Aigali Supugaliev wurde offiziell für tot erklärt, seine Freunde und Familie nahmen am Grab Abschied von ihm. Was sie zu diesem Zeitpunkt nicht wussten: Der 63-Jährige war gar nicht tot.

Für seine Nichte war es der Schock ihres Lebens, als Supugaliev rund vier Monate nach seinem Verschwinden wieder nach Hause zurückkehrte. Lebendig, wohlauf und nichtsahnend, dass er von seiner Familie bereits beerdigt wurde.

Seit dem 9. Juli wurde er vermisst, rund zwei Monate später entdeckte die Polizei eine zersetzte Leiche und per DNA-Test wurde der Tote als Aigali Supugaliev identifiziert. Erst weitere zwei Monate später kehrte er dann in sein kasachisches Heimatdorf Tomarly zurück und erfuhr, dass er schon für tot erklärt wurde.

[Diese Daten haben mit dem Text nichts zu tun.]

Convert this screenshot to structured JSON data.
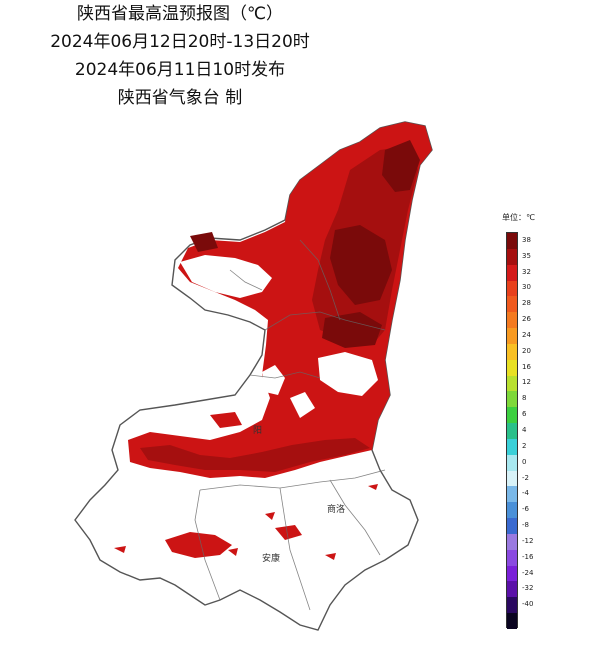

„Die DNA-Analyse hatte bestätigt, dass dies mein Bruder war. Wir glaubten den Ergebnissen und führten alle Begräbnis- und Gedenkriten durch“, sagte sein Bruder Esengali der britischen Tageszeitung „Daily Mirror„. Er habe so viel Geld dafür ausgegeben, doch viel dringender sei doch die Frage: „Wen haben wir begraben? Vielleicht suchen seine Verwandten nach dieser Person.“

Beantwortet wurde diese Frage bislang nicht. Wissenschaftler Akmaral Zhubatyrova hat aber immerhin eine Erklärung für den falschen DNA-Test, der „nur“ zu 99,92 Prozent richtig liegen könne. „Es ist unmöglich eindeutig zu sagen, dass dies der Körper einer Person ist, wenn man sich nur auf die Ergebnisse der DNA-Untersuchung stützt. Wir sollten die verbleibenden 0,08 Prozent nicht vergessen.“

Und Supugaliev? Der 63-Jährige erklärte, dass er einen Job auf einer weit entfernten Farm angenommen und seiner Familie davon nichts erzählt habe.